If you use asynchronous sends, the DirectPlay protocol can be sending many messages, both guaranteed and nonguaranteed, simultaneously on a link. That is, the protocol does not wait for the completion of one message before sending another. This prevents single packet losses from hurting link use. It also prevents the loss of one guaranteed packet from slowing the delivery of other guaranteed messages.

Typically, network games have used nonguaranteed messages only for transferring a real-time game state. The primary reasons for this strategy are that sending a nonguaranteed message generally does not block and that many nonguaranteed messages can be sent without waiting. The DirectPlay protocol enables you to send guaranteed messages that do not block and to have many outstanding guaranteed sends on each connection. This means your game can use guaranteed sends and be just as responsive as a game that uses nonguaranteed sends. This can greatly simplify the design of your game state updates and allows you to use incremental updates, which are almost impossible with nonguaranteed sends.

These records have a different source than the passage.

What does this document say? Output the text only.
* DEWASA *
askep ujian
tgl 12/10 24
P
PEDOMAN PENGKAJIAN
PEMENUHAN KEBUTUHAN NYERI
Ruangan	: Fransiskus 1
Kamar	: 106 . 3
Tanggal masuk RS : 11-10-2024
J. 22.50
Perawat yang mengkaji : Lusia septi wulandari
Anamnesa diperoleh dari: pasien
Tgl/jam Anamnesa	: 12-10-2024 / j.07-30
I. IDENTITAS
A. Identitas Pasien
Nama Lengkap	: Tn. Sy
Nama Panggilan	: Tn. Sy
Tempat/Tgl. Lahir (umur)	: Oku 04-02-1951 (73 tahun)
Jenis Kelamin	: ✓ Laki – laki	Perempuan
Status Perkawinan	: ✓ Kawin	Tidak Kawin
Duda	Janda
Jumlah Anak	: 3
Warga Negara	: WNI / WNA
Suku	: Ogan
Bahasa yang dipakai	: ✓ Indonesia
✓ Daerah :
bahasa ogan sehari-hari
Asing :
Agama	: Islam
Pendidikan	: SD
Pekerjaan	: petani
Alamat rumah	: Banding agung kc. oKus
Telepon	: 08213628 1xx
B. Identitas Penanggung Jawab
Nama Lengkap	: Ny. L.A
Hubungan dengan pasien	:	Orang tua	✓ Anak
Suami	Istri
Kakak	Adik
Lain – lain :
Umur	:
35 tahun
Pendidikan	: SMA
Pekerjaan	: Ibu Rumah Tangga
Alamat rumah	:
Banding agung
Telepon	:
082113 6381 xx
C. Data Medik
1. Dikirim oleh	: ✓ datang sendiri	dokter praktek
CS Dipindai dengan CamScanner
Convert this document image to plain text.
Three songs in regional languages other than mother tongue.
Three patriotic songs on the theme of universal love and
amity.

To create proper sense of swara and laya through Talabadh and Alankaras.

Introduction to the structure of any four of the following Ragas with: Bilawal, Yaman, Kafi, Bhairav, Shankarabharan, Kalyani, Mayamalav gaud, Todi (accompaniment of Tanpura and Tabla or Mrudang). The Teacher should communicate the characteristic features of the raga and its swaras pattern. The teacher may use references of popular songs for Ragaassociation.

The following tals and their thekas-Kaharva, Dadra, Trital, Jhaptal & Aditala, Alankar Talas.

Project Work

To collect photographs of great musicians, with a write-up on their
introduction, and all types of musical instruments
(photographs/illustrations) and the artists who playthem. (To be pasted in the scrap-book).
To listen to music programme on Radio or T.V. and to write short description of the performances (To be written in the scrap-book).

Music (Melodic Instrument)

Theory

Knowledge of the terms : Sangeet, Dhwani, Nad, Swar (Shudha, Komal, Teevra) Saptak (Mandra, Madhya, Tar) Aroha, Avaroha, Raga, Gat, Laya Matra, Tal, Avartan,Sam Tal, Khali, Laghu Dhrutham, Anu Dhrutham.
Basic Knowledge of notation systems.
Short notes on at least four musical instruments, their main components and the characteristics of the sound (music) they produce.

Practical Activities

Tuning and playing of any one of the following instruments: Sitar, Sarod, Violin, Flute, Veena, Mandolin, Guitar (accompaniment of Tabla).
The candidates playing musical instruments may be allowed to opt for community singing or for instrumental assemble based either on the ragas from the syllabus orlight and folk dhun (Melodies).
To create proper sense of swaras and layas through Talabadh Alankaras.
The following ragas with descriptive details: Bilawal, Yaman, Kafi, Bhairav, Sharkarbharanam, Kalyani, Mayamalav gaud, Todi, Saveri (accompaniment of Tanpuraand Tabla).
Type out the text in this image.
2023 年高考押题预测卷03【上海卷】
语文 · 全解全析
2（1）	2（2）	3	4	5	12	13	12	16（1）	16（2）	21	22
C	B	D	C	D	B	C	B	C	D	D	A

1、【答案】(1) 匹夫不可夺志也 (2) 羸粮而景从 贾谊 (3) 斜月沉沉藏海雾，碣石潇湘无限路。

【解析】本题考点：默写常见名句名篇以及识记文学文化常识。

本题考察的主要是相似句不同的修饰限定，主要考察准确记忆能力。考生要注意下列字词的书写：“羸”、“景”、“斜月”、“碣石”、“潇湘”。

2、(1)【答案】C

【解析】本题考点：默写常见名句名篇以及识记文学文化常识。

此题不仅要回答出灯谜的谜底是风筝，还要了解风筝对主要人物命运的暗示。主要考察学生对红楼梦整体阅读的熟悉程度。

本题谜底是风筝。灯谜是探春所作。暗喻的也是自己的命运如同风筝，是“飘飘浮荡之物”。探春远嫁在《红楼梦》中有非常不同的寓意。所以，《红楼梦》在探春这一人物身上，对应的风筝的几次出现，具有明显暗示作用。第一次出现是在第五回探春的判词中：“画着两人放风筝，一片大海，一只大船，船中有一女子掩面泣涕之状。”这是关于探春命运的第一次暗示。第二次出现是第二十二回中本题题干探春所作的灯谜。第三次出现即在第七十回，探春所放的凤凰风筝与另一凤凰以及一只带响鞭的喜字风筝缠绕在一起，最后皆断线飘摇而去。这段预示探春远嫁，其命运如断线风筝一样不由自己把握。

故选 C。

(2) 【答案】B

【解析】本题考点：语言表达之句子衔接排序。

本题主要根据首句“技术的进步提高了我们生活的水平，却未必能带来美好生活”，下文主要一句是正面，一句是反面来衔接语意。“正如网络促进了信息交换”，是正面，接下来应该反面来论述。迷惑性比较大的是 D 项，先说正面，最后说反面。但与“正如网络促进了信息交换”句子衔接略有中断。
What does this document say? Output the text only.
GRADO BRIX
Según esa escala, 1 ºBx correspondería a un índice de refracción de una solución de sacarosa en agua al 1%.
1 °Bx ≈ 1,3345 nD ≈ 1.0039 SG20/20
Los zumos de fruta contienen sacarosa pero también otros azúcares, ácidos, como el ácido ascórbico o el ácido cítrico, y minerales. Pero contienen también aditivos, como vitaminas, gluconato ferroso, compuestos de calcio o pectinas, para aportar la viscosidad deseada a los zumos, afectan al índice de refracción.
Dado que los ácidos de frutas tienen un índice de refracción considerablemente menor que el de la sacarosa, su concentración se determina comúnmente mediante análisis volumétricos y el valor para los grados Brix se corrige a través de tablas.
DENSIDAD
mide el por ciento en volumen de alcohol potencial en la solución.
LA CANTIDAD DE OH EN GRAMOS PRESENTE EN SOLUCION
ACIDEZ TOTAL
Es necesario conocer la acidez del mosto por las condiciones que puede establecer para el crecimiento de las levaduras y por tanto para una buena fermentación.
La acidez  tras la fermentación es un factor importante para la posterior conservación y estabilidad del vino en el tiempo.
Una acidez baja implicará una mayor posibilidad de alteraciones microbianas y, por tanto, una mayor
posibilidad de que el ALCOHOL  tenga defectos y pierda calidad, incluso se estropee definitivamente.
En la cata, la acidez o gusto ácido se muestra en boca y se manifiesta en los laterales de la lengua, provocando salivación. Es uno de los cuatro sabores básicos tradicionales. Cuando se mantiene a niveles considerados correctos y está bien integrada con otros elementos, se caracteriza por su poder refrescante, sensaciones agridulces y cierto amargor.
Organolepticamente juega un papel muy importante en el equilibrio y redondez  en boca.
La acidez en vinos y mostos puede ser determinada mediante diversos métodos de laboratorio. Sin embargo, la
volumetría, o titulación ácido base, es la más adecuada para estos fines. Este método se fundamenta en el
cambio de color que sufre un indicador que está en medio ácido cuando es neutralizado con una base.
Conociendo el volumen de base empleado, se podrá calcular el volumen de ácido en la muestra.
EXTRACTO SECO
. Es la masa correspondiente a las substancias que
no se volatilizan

There are a few things you must watch out for when using the DirectPlay protocol:

• When the DirectPlay protocol is active, synchronous nonguaranteed sends may block because of throttling. By setting the asychronous flag on your sends, you can get the nonguaranteed sends to return immediately and prevent your game thread from blocking.
• Even though the DirectPlay protocol makes better use of the network link, you still have to think carefully and minimize the amount of data you send. Always, less data per state update is better, and the goal is to get more updates per second to improve the user experience.
• When you are making asynchronous sends, the protocol makes a copy of the send data so you can reuse your buffer (or allocate your messages on the stack), so remember that every sent message that is still in the pending queue represents a memory allocation as big as that send, and don't let the send queue grow without limits. There is generally no advantage to letting the send queue to a particular player grow beyond 16 sends. The number of messages in the send queue is absolutely limited to 29 by the current implementation of the DirectPlay protocol. Any additional sends will not be sent concurrently—that is, they will wait for other sends to finish before they put any packets on the network link. You can check the send or receive queue for an individual player by using GetMessageQueue.
• Do not get confused by the difference between the send queue to a particular player and all the send queues. When you are throttling sends, you generally want to get the queue for the player you are sending to and not for all the players. This also means you will probably want to use directed sends rather than group sends.
• If you always find the send queue is empty, you should send at a higher data rate in order to improve game synchronization. Since the protocol feeds back from the receiver, there is no danger of swamping the receiver. An empty queue is wasted bandwidth.
• Don't loop tightly when checking the queue—sleep in between. A constantly spinning thread can use all the CPU cycles. You can adapt the sleep period based on how long it takes the queue to get down to a level where you usually issue another send.
• The send queue represents a backlog. The longer the send queue is, the longer the latency of additional sends. If the queue is growing too large or too long, cancel messages.